Production minimums, sales benchmarks and editorial credits don't mean much to this 39-year-old, who is dedicated to the singular pursuit of innovative product for his 10-year-old label. Not surprisingly, the press-shy Poell declined to be interviewed for this article, but his fans have plenty to say.
"Carol is unbelievable," says Armand Hadida, owner of the avant-garde L'Eclaireur boutiques in Paris, who discovered the designer nine years ago and is one of just 15 vendors that carries the brand worldwide.
"Have you ever seen him?" asks Hadida. "He's two meters tall with gold teeth in front and he's so sweet; he's like a kid."
more :
http://www.nytimes.com/2005/02/21/style/21iht-rnew.html
Miu Miu and mosquitoes
...
On my last evening, on the recommendation of some Milan veterans, I went to a show that was not on the official schedule, by a designer I had never heard of called Carol Christian Poell. He was, I was promised, "conceptual" - his clothes were about ideas, not just about looking good and sexiness and wealth. It sounded pretentious but worth investigating.

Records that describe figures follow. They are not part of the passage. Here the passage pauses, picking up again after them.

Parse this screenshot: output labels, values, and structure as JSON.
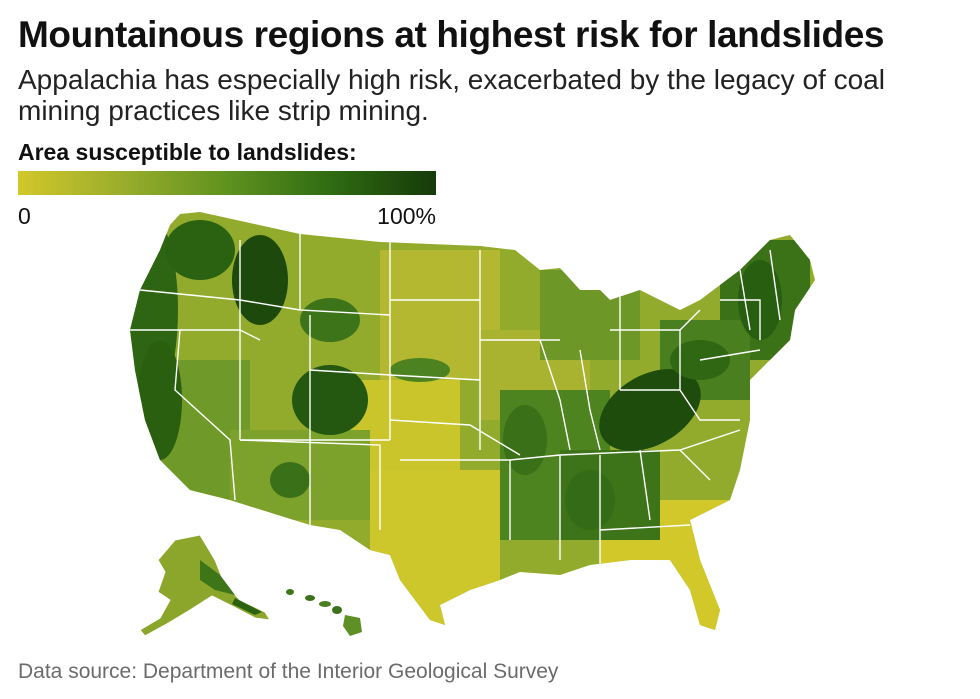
{
  "header": {
    "title": "Mountainous regions at highest risk for landslides",
    "subtitle": "Appalachia has especially high risk, exacerbated by the legacy of coal mining practices like strip mining."
  },
  "legend": {
    "title": "Area susceptible to landslides:",
    "min_label": "0",
    "max_label": "100%",
    "color_stops": [
      "#d2c72a",
      "#9aad2c",
      "#5f921f",
      "#2f6b12",
      "#163a0a"
    ]
  },
  "map": {
    "region": "United States (counties)",
    "metric": "Area susceptible to landslides",
    "regions": [
      {
        "name": "Pacific Northwest",
        "level": 0.8
      },
      {
        "name": "California coast and Sierra",
        "level": 0.85
      },
      {
        "name": "Idaho mountains",
        "level": 0.9
      },
      {
        "name": "Great Basin",
        "level": 0.45
      },
      {
        "name": "Southwest",
        "level": 0.45
      },
      {
        "name": "Wyoming and Montana Rockies",
        "level": 0.6
      },
      {
        "name": "Colorado Rockies",
        "level": 0.8
      },
      {
        "name": "Northern Plains",
        "level": 0.25
      },
      {
        "name": "Central Plains",
        "level": 0.15
      },
      {
        "name": "Texas",
        "level": 0.2
      },
      {
        "name": "Ozarks and Mississippi valley",
        "level": 0.55
      },
      {
        "name": "Upper Midwest",
        "level": 0.35
      },
      {
        "name": "Gulf Coast",
        "level": 0.3
      },
      {
        "name": "Florida",
        "level": 0.1
      },
      {
        "name": "Southeast Piedmont",
        "level": 0.35
      },
      {
        "name": "Appalachia",
        "level": 0.95
      },
      {
        "name": "Northeast",
        "level": 0.7
      },
      {
        "name": "Alaska",
        "level": 0.55
      },
      {
        "name": "Hawaii",
        "level": 0.65
      }
    ]
  },
  "footer": {
    "source": "Data source: Department of the Interior Geological Survey"
  }
}
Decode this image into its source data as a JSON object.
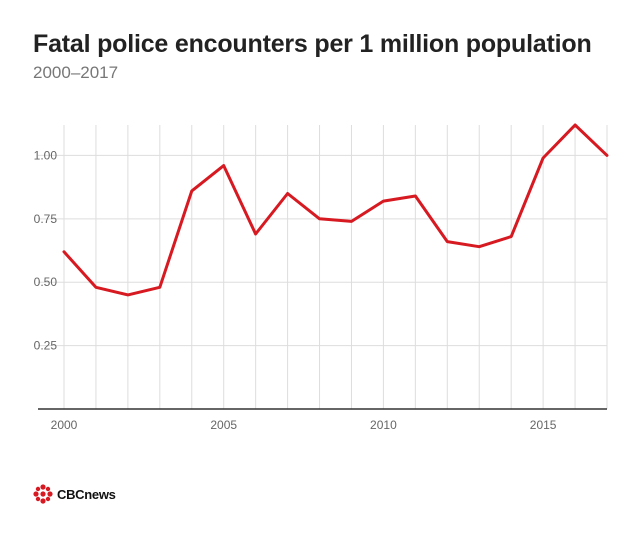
{
  "title": "Fatal police encounters per 1 million population",
  "subtitle": "2000–2017",
  "logo_text": "CBCnews",
  "colors": {
    "line": "#d71921",
    "grid": "#dddddd",
    "axis": "#333333"
  },
  "chart_data": {
    "type": "line",
    "title": "Fatal police encounters per 1 million population",
    "subtitle": "2000–2017",
    "xlabel": "",
    "ylabel": "",
    "x": [
      2000,
      2001,
      2002,
      2003,
      2004,
      2005,
      2006,
      2007,
      2008,
      2009,
      2010,
      2011,
      2012,
      2013,
      2014,
      2015,
      2016,
      2017
    ],
    "series": [
      {
        "values": [
          0.62,
          0.48,
          0.45,
          0.48,
          0.86,
          0.96,
          0.69,
          0.85,
          0.75,
          0.74,
          0.82,
          0.84,
          0.66,
          0.64,
          0.68,
          0.99,
          1.12,
          1.0
        ]
      }
    ],
    "xlim": [
      2000,
      2017
    ],
    "ylim": [
      0,
      1.12
    ],
    "x_ticks": [
      2000,
      2005,
      2010,
      2015
    ],
    "x_tick_labels": [
      "2000",
      "2005",
      "2010",
      "2015"
    ],
    "y_ticks": [
      0.25,
      0.5,
      0.75,
      1.0
    ],
    "y_tick_labels": [
      "0.25",
      "0.50",
      "0.75",
      "1.00"
    ],
    "grid": true,
    "legend": "none"
  }
}
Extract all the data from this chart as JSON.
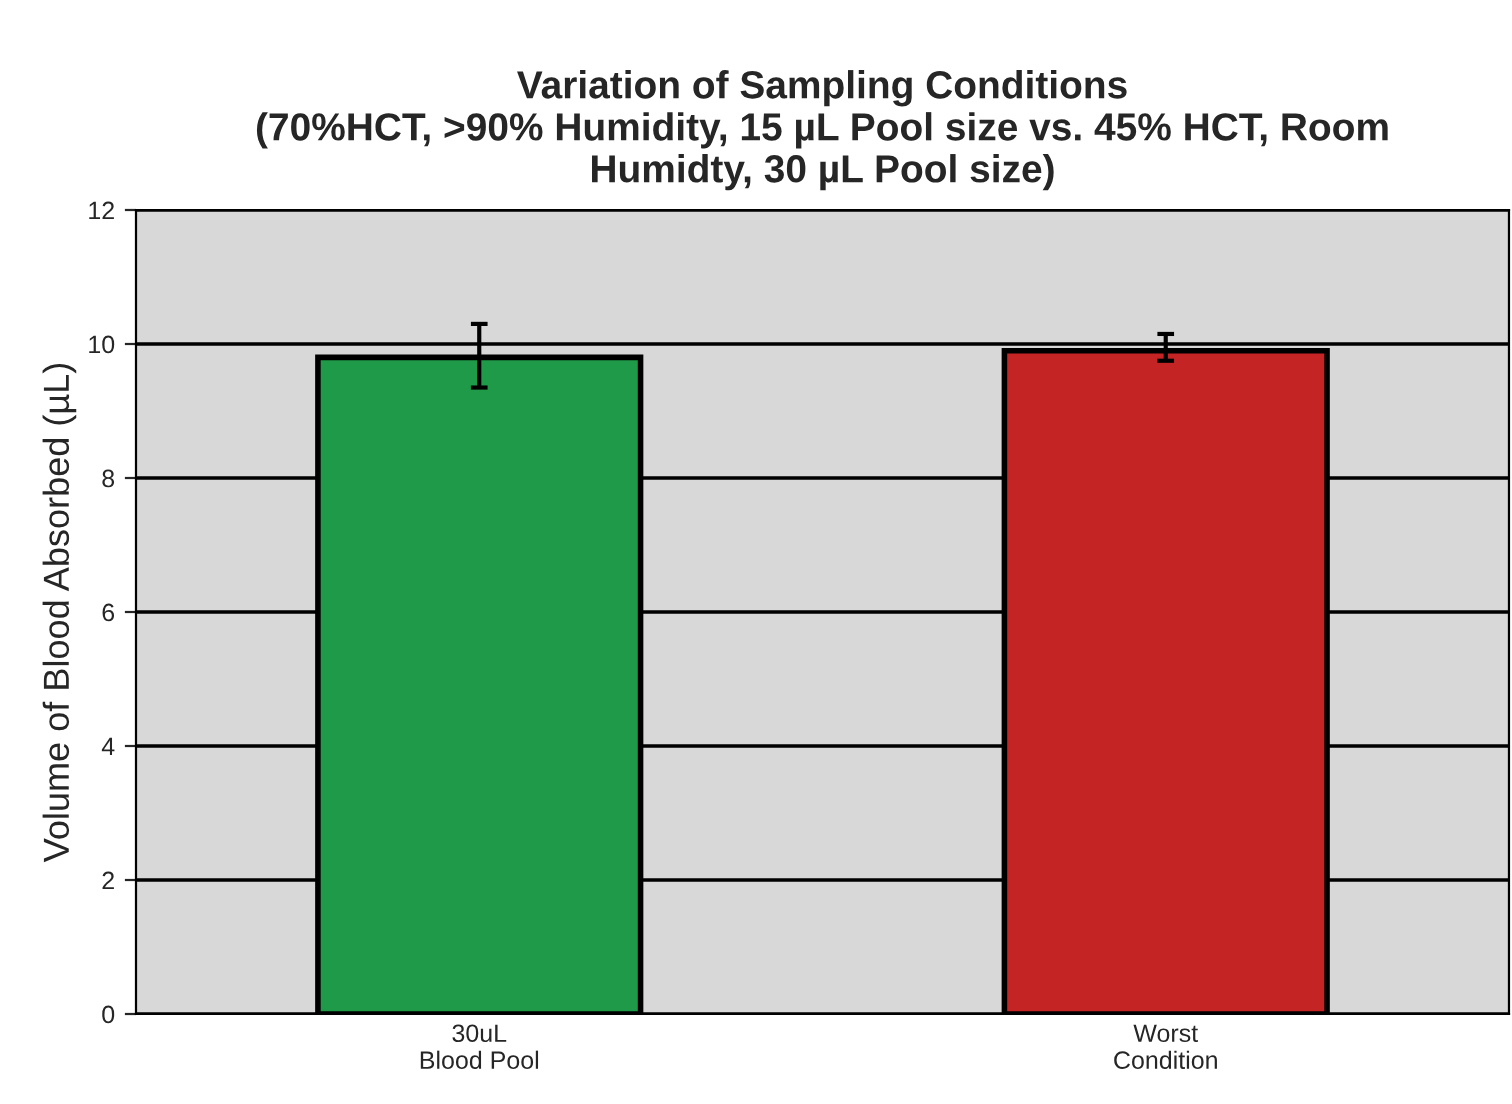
{
  "chart_data": {
    "type": "bar",
    "title": "Variation of Sampling Conditions\n(70%HCT, >90% Humidity, 15 µL Pool size vs. 45% HCT, Room\nHumidty, 30 µL Pool size)",
    "ylabel": "Volume of Blood Absorbed (µL)",
    "categories": [
      "30uL\nBlood Pool",
      "Worst\nCondition"
    ],
    "values": [
      9.8,
      9.9
    ],
    "colors": [
      "#1f9a48",
      "#c42424"
    ],
    "errors": [
      [
        9.35,
        10.3
      ],
      [
        9.75,
        10.15
      ]
    ],
    "ylim": [
      0,
      12
    ],
    "yticks": [
      0,
      2,
      4,
      6,
      8,
      10,
      12
    ],
    "grid": "y"
  }
}
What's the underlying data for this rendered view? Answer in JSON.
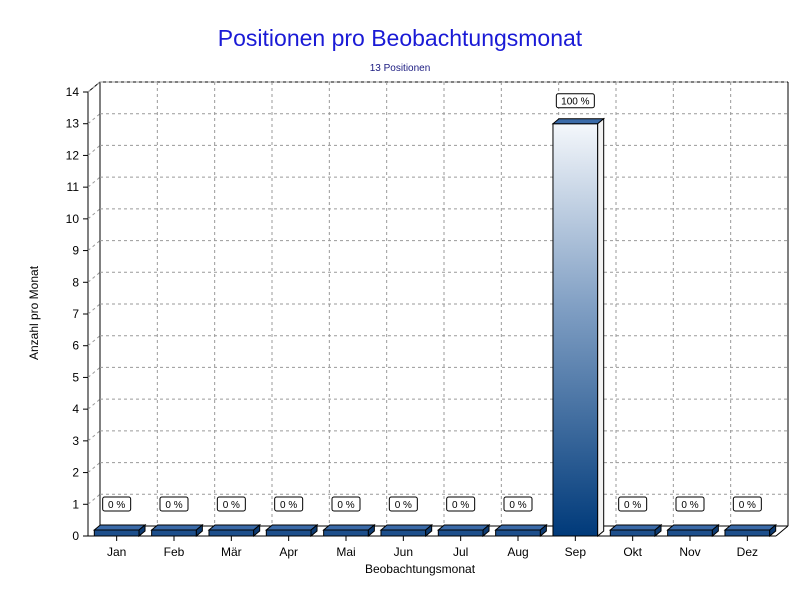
{
  "chart_data": {
    "type": "bar",
    "title": "Positionen pro Beobachtungsmonat",
    "subtitle": "13 Positionen",
    "xlabel": "Beobachtungsmonat",
    "ylabel": "Anzahl pro Monat",
    "categories": [
      "Jan",
      "Feb",
      "Mär",
      "Apr",
      "Mai",
      "Jun",
      "Jul",
      "Aug",
      "Sep",
      "Okt",
      "Nov",
      "Dez"
    ],
    "values": [
      0,
      0,
      0,
      0,
      0,
      0,
      0,
      0,
      13,
      0,
      0,
      0
    ],
    "data_labels": [
      "0 %",
      "0 %",
      "0 %",
      "0 %",
      "0 %",
      "0 %",
      "0 %",
      "0 %",
      "100 %",
      "0 %",
      "0 %",
      "0 %"
    ],
    "ylim": [
      0,
      14
    ],
    "yticks": [
      0,
      1,
      2,
      3,
      4,
      5,
      6,
      7,
      8,
      9,
      10,
      11,
      12,
      13,
      14
    ],
    "grid": true,
    "style": "3d",
    "colors": {
      "title": "#1a1ad6",
      "subtitle": "#1a1a80",
      "bar_top": "#f4f7fb",
      "bar_bottom": "#003a7a",
      "grid": "#9a9a9a"
    }
  }
}
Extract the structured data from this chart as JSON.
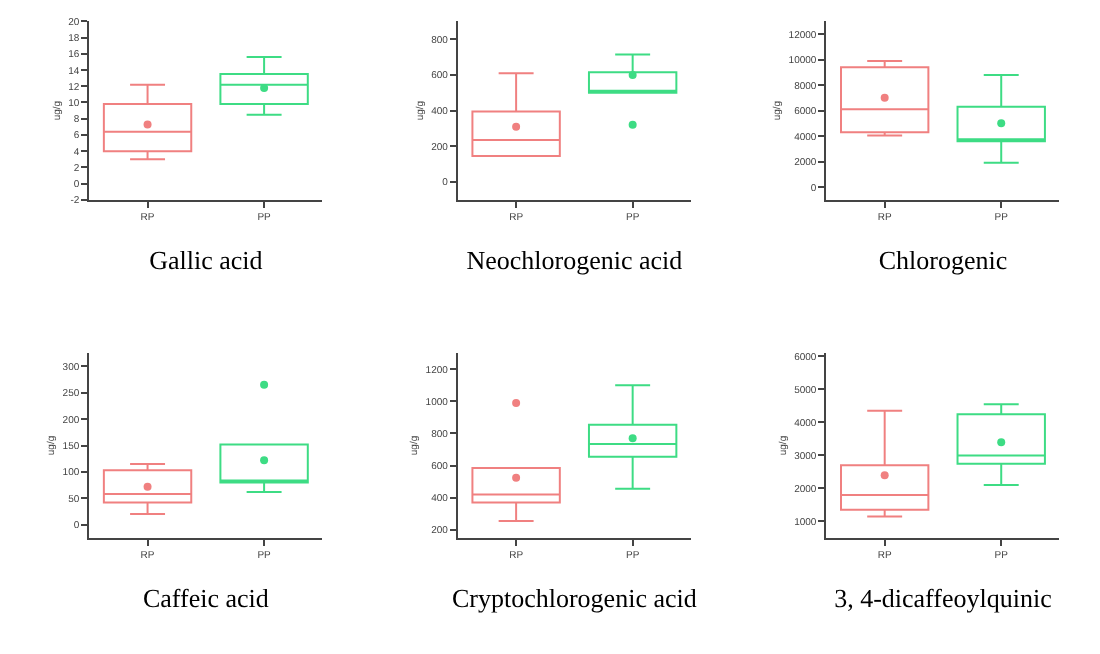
{
  "chart_data": [
    {
      "type": "box",
      "xlabel": "Gallic acid",
      "ylabel": "ug/g",
      "categories": [
        "RP",
        "PP"
      ],
      "ylim": [
        -2,
        20
      ],
      "yticks": [
        -2,
        0,
        2,
        4,
        6,
        8,
        10,
        12,
        14,
        16,
        18,
        20
      ],
      "series": [
        {
          "color": "#f08080",
          "boxes": [
            {
              "low": 3,
              "q1": 4,
              "median": 6.4,
              "q3": 9.8,
              "high": 12.2,
              "mean": 7.3
            },
            null
          ]
        },
        {
          "color": "#3ddc84",
          "boxes": [
            null,
            {
              "low": 8.5,
              "q1": 9.8,
              "median": 12.2,
              "q3": 13.5,
              "high": 15.6,
              "mean": 11.8
            }
          ]
        }
      ]
    },
    {
      "type": "box",
      "xlabel": "Neochlorogenic acid",
      "ylabel": "ug/g",
      "categories": [
        "RP",
        "PP"
      ],
      "ylim": [
        -100,
        900
      ],
      "yticks": [
        0,
        200,
        400,
        600,
        800
      ],
      "series": [
        {
          "color": "#f08080",
          "boxes": [
            {
              "low": 145,
              "q1": 145,
              "median": 235,
              "q3": 395,
              "high": 610,
              "mean": 310
            },
            null
          ]
        },
        {
          "color": "#3ddc84",
          "boxes": [
            null,
            {
              "low": 500,
              "q1": 500,
              "median": 510,
              "q3": 615,
              "high": 715,
              "mean": 600,
              "outliers": [
                320
              ]
            }
          ]
        }
      ]
    },
    {
      "type": "box",
      "xlabel": "Chlorogenic",
      "ylabel": "ug/g",
      "categories": [
        "RP",
        "PP"
      ],
      "ylim": [
        -1000,
        13000
      ],
      "yticks": [
        0,
        2000,
        4000,
        6000,
        8000,
        10000,
        12000
      ],
      "series": [
        {
          "color": "#f08080",
          "boxes": [
            {
              "low": 4050,
              "q1": 4300,
              "median": 6100,
              "q3": 9400,
              "high": 9900,
              "mean": 7000
            },
            null
          ]
        },
        {
          "color": "#3ddc84",
          "boxes": [
            null,
            {
              "low": 1900,
              "q1": 3600,
              "median": 3700,
              "q3": 6300,
              "high": 8800,
              "mean": 5000
            }
          ]
        }
      ]
    },
    {
      "type": "box",
      "xlabel": "Caffeic acid",
      "ylabel": "ug/g",
      "categories": [
        "RP",
        "PP"
      ],
      "ylim": [
        -25,
        325
      ],
      "yticks": [
        0,
        50,
        100,
        150,
        200,
        250,
        300
      ],
      "series": [
        {
          "color": "#f08080",
          "boxes": [
            {
              "low": 20,
              "q1": 42,
              "median": 58,
              "q3": 103,
              "high": 115,
              "mean": 72
            },
            null
          ]
        },
        {
          "color": "#3ddc84",
          "boxes": [
            null,
            {
              "low": 62,
              "q1": 80,
              "median": 80,
              "q3": 152,
              "high": 152,
              "mean": 122,
              "outliers": [
                265
              ]
            }
          ]
        }
      ]
    },
    {
      "type": "box",
      "xlabel": "Cryptochlorogenic acid",
      "ylabel": "ug/g",
      "categories": [
        "RP",
        "PP"
      ],
      "ylim": [
        150,
        1300
      ],
      "yticks": [
        200,
        400,
        600,
        800,
        1000,
        1200
      ],
      "series": [
        {
          "color": "#f08080",
          "boxes": [
            {
              "low": 255,
              "q1": 370,
              "median": 420,
              "q3": 585,
              "high": 585,
              "mean": 525,
              "outliers": [
                990
              ]
            },
            null
          ]
        },
        {
          "color": "#3ddc84",
          "boxes": [
            null,
            {
              "low": 455,
              "q1": 655,
              "median": 735,
              "q3": 855,
              "high": 1100,
              "mean": 770
            }
          ]
        }
      ]
    },
    {
      "type": "box",
      "xlabel": "3, 4-dicaffeoylquinic",
      "ylabel": "ug/g",
      "categories": [
        "RP",
        "PP"
      ],
      "ylim": [
        500,
        6100
      ],
      "yticks": [
        1000,
        2000,
        3000,
        4000,
        5000,
        6000
      ],
      "series": [
        {
          "color": "#f08080",
          "boxes": [
            {
              "low": 1150,
              "q1": 1350,
              "median": 1800,
              "q3": 2700,
              "high": 4350,
              "mean": 2400
            },
            null
          ]
        },
        {
          "color": "#3ddc84",
          "boxes": [
            null,
            {
              "low": 2100,
              "q1": 2750,
              "median": 3000,
              "q3": 4250,
              "high": 4550,
              "mean": 3400
            }
          ]
        }
      ]
    }
  ]
}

We drove for an hour across the Milan suburbs. On the hot pavements and in the humid shadows of the endless apartment blocks, ordinary Italian men in blue shirts and chinos and shapeless baggy shorts stood around, with not an obvious designer item between them. We got lost. We thought about giving up. But then, on a small patch of ground surrounded by roads and a canal, there was a cluster of people standing about and an elaborate table of drinks. This was the venue for Poell.
Its significance was not immediately obvious. We stood around on the dry grass. We swatted mosquitoes. Our Milanese driver stayed in the car; when we decided to take refuge there too, he laughed loudly at the absurdity of staging a fashion show in such a place and said: "The canal is the home of the mosquito!"
Then the small crowd of Poell fans - mostly the younger, scruffier, less important sort of Milan fashion people - suddenly ran towards the canal. I got to the towpath just in time to see, in the distance but floating slowly towards us, dozens of low shapes in the water. As they came closer, resting unnaturally flat on the surface they resolved themselves into a pair of trousers, a short coat and several exquisitely dressed bodies. As they came closer still, the bodies became models. Poell's clothes glowed startlingly white and orange in the murky water: slender, modern, covetable.
All along the canal, passers-by, commuters, and middle-aged women had stopped to look. "Fantistico!" said one of the other fashion-week drivers. Then we all ran back to our cars.